After his first kill, Frank plans to commit suicide, but he’s interrupted by his unlikely future partner, a spirited 16-year old, Roxy (Tara Lynne Barr), who shares Frank’s disdain for society’s mass intellectual impairment. Roxy proposes a killing spree where they target only those who “deserve to die,” like people who use up two parking spaces or aggressive Tea Partiers. My favorite among their list of despised: People who say “literally” to exaggerate a figurative statement (such as “My heart was literally beating out of my chest”). Know the difference. In voiceover, Frank admits his behavior isn’t normal; killing people who bother you isn’t condoned by this film, nor recommended by anyone involved. To be sure, Frank is a curiously moral figure, killings aside. For example, when Roxy asks if he thinks she’s cute, he refuses to answer on moral grounds. He’s not a pedophile, and, though he develops a close platonic bond with Roxy, he despises how culture has taught men to objectify young women’s bodies.

Another, somewhat unrelated film kept creeping into my head during this one: George A. Romero’s Dawn of the Dead, a satire of the highest order that paints symbolic strokes of bloody red. Both films employ a scenario populated by extreme characters and circumstances, and they use these elements to expound a scathing belief about and reflection of our culture.
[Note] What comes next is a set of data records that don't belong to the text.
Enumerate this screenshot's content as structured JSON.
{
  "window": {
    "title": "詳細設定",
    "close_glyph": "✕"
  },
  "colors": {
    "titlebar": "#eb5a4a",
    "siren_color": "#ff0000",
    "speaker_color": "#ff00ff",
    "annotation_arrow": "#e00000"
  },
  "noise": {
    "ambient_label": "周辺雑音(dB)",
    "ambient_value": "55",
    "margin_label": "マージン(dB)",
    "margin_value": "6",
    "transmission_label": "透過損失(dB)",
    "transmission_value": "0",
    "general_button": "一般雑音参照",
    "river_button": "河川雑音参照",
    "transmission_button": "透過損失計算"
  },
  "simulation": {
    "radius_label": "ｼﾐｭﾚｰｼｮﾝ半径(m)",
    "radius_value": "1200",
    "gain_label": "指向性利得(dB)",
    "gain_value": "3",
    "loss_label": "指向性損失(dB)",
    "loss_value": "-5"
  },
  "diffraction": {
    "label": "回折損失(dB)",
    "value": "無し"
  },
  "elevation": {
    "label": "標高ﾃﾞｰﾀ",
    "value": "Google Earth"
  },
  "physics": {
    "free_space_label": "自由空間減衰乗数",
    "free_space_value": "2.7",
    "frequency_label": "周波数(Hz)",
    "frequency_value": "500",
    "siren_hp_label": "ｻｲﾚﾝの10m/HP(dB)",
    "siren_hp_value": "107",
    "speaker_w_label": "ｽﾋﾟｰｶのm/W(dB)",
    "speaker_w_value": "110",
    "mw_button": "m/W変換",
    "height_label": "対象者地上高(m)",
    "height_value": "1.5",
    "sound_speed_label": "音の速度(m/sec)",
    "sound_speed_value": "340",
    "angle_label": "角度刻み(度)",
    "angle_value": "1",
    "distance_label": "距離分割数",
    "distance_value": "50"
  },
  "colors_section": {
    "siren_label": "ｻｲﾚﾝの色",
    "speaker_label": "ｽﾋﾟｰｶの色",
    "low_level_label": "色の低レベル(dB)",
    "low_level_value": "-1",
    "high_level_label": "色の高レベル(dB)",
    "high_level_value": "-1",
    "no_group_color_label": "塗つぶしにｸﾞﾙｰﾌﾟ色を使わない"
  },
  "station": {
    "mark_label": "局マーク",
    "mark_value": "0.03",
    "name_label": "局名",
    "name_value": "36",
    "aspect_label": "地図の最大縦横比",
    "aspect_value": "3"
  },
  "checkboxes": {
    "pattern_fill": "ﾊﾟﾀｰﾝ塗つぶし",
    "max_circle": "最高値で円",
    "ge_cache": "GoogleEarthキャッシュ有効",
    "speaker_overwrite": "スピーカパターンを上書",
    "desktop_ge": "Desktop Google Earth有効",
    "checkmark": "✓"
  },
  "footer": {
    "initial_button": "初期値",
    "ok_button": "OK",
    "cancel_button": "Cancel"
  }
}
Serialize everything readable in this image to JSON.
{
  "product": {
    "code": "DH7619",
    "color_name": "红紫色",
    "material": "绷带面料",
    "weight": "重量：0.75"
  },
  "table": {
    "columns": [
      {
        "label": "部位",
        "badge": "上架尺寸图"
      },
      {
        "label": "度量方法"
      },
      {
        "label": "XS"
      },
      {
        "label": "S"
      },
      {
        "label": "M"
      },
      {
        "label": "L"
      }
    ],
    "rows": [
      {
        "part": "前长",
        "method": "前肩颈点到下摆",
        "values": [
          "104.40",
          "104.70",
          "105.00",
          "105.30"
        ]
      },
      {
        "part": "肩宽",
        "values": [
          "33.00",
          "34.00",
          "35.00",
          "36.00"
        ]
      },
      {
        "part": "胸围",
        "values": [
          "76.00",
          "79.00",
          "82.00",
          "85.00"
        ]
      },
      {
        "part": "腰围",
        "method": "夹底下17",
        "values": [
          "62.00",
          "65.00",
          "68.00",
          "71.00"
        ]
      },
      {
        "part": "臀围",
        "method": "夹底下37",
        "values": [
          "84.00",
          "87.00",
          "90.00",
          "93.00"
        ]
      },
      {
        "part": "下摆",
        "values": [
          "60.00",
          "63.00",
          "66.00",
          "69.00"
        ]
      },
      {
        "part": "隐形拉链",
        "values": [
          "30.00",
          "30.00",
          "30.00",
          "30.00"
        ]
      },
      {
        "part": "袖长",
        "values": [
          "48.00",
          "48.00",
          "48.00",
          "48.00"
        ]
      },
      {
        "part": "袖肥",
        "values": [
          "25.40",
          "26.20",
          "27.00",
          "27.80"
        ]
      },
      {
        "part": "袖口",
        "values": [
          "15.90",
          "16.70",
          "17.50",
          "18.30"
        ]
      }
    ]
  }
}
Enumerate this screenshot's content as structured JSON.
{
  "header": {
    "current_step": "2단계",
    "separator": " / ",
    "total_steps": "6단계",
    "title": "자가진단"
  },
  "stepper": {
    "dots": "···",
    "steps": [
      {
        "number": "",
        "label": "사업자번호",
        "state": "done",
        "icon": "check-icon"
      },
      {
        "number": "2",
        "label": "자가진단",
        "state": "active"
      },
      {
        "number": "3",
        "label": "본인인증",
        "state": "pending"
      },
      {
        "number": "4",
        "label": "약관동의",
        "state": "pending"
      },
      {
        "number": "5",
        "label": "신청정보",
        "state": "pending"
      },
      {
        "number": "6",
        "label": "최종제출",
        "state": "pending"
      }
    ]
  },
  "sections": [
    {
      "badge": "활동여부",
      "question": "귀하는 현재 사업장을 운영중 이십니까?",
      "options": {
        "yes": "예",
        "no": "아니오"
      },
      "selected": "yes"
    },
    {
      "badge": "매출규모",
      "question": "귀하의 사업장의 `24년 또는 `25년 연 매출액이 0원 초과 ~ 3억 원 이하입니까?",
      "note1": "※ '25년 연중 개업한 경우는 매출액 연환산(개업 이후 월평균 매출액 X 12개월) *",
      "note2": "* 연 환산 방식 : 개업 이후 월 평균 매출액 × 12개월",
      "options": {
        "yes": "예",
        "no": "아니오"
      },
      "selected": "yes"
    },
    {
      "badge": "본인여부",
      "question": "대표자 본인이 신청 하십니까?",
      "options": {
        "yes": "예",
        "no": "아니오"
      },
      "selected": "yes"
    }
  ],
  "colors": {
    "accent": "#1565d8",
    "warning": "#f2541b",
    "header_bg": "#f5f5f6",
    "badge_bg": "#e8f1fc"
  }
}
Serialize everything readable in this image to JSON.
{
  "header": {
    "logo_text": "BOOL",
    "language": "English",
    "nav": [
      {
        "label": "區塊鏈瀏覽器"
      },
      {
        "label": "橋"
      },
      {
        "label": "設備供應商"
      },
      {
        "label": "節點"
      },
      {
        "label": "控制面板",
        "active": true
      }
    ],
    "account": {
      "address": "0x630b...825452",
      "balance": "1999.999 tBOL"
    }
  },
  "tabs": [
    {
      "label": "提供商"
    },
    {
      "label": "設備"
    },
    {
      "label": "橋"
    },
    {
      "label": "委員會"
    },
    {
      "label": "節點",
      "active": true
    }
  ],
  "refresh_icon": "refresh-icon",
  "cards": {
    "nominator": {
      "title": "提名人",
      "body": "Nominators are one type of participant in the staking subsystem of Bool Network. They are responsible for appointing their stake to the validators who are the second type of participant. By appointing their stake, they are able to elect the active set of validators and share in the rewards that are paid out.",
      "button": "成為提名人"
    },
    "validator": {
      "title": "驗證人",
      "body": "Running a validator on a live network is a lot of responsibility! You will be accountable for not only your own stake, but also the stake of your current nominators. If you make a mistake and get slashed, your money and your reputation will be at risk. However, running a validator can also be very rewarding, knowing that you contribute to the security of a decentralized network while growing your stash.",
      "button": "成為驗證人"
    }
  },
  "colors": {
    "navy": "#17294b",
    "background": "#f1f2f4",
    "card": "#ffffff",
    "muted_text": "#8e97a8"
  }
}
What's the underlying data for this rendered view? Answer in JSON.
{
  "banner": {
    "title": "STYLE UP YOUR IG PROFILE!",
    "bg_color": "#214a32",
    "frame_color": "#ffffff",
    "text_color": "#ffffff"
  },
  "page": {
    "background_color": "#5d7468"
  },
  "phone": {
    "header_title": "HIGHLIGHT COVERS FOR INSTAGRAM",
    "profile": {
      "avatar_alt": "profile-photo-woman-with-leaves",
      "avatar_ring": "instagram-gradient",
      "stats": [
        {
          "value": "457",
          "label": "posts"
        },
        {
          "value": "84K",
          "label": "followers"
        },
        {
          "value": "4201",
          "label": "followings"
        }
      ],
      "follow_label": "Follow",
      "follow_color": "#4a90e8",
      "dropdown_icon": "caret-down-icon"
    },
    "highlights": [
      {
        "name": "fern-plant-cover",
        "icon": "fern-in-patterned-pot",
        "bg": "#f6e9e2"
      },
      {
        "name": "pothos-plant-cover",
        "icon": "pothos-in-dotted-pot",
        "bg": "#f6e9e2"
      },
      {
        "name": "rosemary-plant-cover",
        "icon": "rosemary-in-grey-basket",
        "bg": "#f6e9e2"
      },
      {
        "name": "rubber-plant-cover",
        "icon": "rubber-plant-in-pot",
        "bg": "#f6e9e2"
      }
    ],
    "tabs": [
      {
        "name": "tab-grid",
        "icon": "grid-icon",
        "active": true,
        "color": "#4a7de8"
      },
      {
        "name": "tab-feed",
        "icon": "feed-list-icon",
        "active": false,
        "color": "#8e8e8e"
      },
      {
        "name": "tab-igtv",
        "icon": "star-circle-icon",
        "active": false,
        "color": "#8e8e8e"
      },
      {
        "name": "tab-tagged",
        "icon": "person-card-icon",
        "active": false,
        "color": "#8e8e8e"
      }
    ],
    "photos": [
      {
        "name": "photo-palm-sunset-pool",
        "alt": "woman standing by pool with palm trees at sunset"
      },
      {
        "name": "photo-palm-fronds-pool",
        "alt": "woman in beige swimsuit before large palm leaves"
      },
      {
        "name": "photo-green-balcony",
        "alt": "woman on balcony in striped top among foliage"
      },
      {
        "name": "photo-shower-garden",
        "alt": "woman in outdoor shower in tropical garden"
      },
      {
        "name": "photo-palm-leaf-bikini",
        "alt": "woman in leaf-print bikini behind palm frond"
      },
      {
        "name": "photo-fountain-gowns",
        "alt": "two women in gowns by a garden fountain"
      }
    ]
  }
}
Violent acts in God Bless America transform what would otherwise amount to an extended sardonic tirade. Violence becomes a mode of expression through which the audience finds catharsis, but also helps punctuate our comparable feelings toward Frank and Roxy’s targets. And yet, this film is not absent of tender moments between the protagonists, making it an oddly touching killer road trip movie.

The danger in using violence in a movie like this rests in audiences missing the point, because Goldthwait runs the risk of viewers being too shocked or appalled by the violence on display to see his completely valid point. In an early scene, Frank laments about the neighbors on the other side of his paper-thin wall, the couple’s arguing, and their endlessly crying baby. “They’re incapable of comprehending that their actions affect other people,” Frank observes, unable to sleep. Then, he drifts off into a reverie where he enters their home, guns down the father, and then shoots the crying baby, showering its mother in its blood. Any viewer who still hasn’t gotten what Goldthwait is going for by this point will probably be lost as the film continues. The film’s most satisfying scene will resonate with frequent moviegoers. Frank and Roxy take their seats in an arthouse theater showing a documentary about wartime atrocities. A twentysomething double date sits behind them, gabbing away and playing on their cell phones. You can predict what happens next.

Intentional references to Bonnie and Clyde, Taxi Driver, Natural Born Killers, and Jackie Brown aside, Goldthwait’s script finds a unique, angry voice that’s oddly relatable, in that many of us will watch Frank and Roxy make lists of their annoyances and socially inconsiderate types and passionately agree. Using satiric violence and frequent verbal soapboxing, Goldthwait’s philosophy bears ugly truths about American culture that many embrace as normality, but that’s the problem. God Bless America cries out for a change in a funny, shocking, unflinching manner and probes the depths of what it means to be a black comedy. It was made to shake viewers out of their complacency. Anyone who endures the experience can’t help but notice how accurate an assessment Goldthwait has made. When you return to work the next day, and your coworkers begin to discuss what happened on American Idol, first you’ll cringe with disgust, and then you’ll realize just how much you agree with what Goldthwait has to say.